Regulators pass rule on depleted uranium

Published: Saturday, April 17 2010 12:00 a.m. MDT

SALT LAKE CITY — Despite assertions by EnergySolutions that the action is unnecessary, the Utah Radiation Control Board signed off on a new rule Tuesday that imposes additional restrictions on the disposal of depleted uranium.

The rule, which requires the Clive facility to conduct a performance assessment for disposal of the radioactive material, will be published May 1 and go into effect by June 1.

Tom Majette, the company's senior vice president, said EnergySolutions already has put in protections that are "sufficiently protective of human health, safety and the environment."

Under consideration since last summer and on the drafting board for months, the rule is intended to provide safeguards to deal with the radioactive material that falls within waste classification guidelines for disposal within the state.

Despite its classification as low-level radioactive waste, critics have voiced concerns that depleted uranium, as it decays, grows more radioactive with time. The unpredictably of geologic time-changes — such as the return of a Lake Bonneville — led opponents to question the ability to safely dispose of the material at the Clive facility.

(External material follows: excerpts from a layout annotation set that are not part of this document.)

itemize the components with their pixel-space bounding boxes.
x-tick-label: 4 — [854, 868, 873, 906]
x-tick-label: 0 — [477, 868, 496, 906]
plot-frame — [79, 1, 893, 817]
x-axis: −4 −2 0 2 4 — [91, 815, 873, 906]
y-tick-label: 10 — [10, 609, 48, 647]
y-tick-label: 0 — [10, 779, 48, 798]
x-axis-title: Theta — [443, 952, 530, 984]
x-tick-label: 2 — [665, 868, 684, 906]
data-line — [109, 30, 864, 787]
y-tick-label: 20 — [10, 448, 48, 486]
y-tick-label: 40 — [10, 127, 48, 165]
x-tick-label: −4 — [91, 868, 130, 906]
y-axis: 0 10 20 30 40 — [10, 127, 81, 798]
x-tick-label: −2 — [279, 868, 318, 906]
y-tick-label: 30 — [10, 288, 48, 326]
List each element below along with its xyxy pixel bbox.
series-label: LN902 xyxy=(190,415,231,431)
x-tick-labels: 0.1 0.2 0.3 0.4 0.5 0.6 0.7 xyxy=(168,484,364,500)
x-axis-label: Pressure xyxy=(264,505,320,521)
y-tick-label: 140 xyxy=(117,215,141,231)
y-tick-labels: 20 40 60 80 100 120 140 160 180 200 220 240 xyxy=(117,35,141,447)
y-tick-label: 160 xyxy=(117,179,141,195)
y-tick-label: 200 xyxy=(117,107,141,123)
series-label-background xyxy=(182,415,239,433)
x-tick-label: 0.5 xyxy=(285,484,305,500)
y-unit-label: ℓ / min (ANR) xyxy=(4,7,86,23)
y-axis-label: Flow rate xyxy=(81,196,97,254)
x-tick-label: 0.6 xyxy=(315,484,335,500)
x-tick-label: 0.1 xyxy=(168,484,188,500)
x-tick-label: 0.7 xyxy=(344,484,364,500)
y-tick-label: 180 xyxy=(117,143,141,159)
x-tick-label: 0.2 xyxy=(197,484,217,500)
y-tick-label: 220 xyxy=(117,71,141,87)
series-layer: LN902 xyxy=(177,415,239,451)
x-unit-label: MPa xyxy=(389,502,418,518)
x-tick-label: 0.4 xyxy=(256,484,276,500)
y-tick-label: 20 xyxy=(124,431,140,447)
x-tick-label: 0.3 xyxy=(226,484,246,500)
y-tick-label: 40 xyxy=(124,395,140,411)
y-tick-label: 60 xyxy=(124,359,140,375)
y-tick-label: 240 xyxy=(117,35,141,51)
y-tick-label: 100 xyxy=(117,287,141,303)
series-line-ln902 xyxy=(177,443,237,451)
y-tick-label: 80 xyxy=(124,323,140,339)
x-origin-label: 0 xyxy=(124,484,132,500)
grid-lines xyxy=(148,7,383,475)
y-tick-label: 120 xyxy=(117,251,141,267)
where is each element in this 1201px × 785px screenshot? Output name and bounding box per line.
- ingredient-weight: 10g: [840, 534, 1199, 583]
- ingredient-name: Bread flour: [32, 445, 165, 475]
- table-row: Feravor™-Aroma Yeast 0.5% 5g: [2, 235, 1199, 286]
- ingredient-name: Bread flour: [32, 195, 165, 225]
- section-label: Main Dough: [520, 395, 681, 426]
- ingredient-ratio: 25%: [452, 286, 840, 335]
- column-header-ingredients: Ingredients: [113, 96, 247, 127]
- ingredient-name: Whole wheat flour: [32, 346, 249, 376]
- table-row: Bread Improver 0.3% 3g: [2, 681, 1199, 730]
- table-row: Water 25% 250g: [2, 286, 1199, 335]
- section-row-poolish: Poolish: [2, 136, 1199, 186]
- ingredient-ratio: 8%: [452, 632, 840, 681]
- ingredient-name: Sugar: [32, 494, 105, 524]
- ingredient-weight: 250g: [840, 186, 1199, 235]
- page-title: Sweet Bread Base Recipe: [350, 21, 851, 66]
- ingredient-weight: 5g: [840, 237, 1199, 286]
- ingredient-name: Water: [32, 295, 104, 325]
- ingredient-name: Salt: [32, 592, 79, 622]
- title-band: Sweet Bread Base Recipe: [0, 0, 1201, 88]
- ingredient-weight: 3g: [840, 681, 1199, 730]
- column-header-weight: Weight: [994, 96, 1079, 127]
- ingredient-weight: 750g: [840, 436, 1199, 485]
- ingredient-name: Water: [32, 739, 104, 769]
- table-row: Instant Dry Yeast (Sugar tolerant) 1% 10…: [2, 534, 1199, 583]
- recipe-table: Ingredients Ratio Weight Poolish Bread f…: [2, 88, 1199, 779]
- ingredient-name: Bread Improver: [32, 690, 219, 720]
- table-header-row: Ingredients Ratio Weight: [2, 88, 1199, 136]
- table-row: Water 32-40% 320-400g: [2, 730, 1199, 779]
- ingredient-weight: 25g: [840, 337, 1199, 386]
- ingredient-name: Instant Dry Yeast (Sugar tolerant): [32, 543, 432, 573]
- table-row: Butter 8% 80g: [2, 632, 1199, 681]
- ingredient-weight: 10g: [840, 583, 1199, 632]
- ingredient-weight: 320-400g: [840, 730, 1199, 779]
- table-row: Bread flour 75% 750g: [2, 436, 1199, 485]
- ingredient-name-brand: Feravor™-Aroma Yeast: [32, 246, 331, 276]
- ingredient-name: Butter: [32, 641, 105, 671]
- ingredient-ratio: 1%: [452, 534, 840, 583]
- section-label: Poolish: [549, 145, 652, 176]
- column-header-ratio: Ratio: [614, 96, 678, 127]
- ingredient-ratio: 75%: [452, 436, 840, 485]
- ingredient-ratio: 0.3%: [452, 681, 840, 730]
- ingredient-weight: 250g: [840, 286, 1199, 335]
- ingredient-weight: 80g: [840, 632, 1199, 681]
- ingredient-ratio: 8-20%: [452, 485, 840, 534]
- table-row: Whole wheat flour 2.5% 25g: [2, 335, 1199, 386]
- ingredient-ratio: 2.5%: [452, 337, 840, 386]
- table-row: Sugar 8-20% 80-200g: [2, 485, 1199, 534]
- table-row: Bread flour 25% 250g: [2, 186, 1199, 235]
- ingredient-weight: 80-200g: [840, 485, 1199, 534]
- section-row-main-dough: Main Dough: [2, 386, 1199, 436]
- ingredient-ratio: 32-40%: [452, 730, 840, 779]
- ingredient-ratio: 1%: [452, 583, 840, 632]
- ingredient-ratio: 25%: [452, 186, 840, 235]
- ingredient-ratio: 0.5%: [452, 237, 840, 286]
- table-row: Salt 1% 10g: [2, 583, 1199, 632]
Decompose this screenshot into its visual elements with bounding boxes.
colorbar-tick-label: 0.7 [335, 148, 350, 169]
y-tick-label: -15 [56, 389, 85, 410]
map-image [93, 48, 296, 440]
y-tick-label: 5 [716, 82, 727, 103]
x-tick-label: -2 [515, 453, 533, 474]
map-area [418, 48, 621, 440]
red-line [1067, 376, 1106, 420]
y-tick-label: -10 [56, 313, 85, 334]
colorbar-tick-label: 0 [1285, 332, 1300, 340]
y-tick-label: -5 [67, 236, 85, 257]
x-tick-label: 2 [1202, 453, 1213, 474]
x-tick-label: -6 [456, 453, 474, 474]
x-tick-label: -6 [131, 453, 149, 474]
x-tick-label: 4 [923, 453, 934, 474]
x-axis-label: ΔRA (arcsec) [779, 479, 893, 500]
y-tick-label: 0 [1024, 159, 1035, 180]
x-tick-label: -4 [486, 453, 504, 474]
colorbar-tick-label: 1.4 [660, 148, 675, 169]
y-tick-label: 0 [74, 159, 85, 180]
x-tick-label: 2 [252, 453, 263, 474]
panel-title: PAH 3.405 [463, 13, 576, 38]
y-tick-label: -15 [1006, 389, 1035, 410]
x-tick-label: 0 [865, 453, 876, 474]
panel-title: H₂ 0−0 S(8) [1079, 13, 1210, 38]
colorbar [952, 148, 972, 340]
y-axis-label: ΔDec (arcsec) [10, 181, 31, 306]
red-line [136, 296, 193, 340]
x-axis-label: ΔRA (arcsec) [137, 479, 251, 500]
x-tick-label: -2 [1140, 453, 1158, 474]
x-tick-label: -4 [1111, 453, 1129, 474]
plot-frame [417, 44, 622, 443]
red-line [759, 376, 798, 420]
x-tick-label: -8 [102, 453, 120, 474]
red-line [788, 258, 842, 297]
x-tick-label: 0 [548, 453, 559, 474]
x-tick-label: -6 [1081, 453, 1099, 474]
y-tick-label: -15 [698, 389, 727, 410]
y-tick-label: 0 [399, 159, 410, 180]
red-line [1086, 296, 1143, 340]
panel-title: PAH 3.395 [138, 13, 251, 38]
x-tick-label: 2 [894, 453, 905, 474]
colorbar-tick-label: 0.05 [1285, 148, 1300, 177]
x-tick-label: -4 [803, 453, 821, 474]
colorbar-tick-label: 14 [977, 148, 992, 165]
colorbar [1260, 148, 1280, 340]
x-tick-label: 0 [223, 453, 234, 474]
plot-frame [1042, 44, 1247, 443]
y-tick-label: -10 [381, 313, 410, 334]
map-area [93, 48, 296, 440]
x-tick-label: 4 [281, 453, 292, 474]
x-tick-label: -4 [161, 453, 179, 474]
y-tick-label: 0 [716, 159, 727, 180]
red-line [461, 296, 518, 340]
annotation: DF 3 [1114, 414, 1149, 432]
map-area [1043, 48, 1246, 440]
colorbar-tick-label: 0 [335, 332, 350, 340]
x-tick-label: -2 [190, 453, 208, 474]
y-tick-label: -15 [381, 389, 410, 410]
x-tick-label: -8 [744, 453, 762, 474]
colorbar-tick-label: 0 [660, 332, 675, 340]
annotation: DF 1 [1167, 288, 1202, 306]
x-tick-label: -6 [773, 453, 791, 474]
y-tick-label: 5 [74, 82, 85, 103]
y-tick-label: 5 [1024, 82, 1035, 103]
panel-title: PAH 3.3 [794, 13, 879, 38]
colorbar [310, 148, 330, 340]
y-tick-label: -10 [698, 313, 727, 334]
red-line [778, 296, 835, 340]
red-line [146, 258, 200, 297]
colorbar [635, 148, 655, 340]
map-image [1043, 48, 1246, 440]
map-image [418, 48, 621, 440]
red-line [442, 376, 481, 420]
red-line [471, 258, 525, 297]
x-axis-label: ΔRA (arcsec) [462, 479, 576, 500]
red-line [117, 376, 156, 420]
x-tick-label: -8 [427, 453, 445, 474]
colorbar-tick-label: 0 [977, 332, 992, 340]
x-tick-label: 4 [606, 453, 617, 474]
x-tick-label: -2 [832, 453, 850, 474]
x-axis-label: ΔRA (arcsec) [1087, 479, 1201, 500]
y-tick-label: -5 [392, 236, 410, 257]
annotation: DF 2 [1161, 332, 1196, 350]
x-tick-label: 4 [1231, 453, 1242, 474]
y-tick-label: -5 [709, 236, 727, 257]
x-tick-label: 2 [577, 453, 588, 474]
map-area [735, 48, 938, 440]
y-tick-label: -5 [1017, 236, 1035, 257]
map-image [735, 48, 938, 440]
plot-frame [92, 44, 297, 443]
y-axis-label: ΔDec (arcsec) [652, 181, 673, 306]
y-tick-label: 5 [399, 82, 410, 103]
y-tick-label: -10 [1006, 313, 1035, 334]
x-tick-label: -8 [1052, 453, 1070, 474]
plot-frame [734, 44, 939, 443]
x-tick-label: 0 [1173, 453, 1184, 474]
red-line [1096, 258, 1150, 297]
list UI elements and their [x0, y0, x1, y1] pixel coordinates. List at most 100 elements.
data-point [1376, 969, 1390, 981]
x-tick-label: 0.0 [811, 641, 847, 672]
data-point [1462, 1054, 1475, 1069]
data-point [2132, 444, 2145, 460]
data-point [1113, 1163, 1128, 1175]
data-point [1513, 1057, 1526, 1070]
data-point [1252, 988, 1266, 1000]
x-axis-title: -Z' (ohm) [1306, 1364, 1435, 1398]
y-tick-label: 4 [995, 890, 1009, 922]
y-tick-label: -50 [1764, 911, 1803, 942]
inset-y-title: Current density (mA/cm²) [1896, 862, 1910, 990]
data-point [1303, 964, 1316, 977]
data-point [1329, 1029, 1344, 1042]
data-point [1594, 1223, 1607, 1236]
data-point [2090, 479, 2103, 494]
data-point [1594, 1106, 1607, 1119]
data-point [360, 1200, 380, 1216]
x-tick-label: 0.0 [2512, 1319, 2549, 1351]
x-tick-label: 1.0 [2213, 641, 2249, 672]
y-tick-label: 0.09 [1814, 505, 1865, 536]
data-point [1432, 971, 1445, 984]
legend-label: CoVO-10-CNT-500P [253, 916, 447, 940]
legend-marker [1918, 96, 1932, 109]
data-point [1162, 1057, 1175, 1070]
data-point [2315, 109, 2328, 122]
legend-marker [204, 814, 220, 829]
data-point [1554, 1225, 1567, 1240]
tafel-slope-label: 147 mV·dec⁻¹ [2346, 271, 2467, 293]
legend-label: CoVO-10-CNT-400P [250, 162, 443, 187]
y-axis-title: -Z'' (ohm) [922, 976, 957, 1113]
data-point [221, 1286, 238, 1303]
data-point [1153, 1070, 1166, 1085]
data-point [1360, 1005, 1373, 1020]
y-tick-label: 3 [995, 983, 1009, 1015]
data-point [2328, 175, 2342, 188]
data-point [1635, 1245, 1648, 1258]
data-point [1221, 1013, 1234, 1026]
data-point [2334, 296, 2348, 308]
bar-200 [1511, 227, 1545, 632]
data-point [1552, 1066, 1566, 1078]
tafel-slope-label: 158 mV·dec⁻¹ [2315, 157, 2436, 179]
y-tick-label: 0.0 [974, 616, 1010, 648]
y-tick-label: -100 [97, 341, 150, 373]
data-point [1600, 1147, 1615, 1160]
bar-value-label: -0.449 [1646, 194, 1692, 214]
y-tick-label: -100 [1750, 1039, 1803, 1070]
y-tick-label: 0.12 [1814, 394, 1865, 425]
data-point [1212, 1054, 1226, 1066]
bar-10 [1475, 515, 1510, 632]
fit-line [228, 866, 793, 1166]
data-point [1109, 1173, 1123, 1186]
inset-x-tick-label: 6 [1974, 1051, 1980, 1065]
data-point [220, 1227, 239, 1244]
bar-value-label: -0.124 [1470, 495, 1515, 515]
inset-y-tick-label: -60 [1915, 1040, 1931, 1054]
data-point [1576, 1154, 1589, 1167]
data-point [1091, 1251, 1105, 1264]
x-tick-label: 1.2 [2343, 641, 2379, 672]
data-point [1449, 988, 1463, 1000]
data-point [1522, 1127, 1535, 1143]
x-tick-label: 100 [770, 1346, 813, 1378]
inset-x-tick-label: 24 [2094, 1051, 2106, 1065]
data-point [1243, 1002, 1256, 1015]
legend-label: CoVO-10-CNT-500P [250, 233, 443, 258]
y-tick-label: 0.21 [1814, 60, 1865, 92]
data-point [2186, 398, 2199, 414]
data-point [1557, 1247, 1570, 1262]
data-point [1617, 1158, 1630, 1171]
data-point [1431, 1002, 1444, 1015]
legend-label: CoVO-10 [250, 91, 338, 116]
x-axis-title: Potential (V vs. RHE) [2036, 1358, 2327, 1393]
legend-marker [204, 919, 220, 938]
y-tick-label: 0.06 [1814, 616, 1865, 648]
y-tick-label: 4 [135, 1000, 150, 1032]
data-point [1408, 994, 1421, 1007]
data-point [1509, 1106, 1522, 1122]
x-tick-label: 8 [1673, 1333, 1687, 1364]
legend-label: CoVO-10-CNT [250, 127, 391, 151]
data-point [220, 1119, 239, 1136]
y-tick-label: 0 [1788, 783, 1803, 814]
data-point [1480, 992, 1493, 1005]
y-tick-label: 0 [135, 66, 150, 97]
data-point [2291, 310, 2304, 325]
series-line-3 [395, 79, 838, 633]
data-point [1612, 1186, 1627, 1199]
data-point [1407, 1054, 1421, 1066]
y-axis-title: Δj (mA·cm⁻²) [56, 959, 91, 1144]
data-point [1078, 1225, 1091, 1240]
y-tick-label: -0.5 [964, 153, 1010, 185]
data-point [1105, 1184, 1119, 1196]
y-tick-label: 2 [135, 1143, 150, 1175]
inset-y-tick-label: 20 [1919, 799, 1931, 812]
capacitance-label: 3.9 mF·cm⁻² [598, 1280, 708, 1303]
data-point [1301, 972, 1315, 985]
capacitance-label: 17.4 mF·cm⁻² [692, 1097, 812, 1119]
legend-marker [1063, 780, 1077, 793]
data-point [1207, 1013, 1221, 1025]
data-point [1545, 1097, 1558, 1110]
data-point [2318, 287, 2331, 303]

EnergySolutions has expanded the depth of its cover for the material and installed radon detectors for what they say will still not exceed class A — or the lowest radiation classification — levels.

A shipment of depleted uranium awaits disposal in Tooele County while that site-specific performance analysis is done, and two more shipments that had been destined for Utah remain in limbo.

In other board action, members signed off on a policy statement in opposition to the practice of waste-blending, even while acknowledging that the waste does not pose "any unique health and safety issues" to the public beyond ordinary class A waste.

"It is what it is," said Amanda Smith, director of the Utah Department of Environmental Quality. "We already take this kind of waste; we already model for this kind of waste."

Board chairman Peter Jenkins said solicitation of technical information to justify a prohibition of the waste did not prove fruitful.

"We did not receive any indication that there is any different health or safety risk," Jenkins said. "To imply that there is some technical difference — that we are receiving all these ducks and someone sends a goose one day — that is not what is going on here."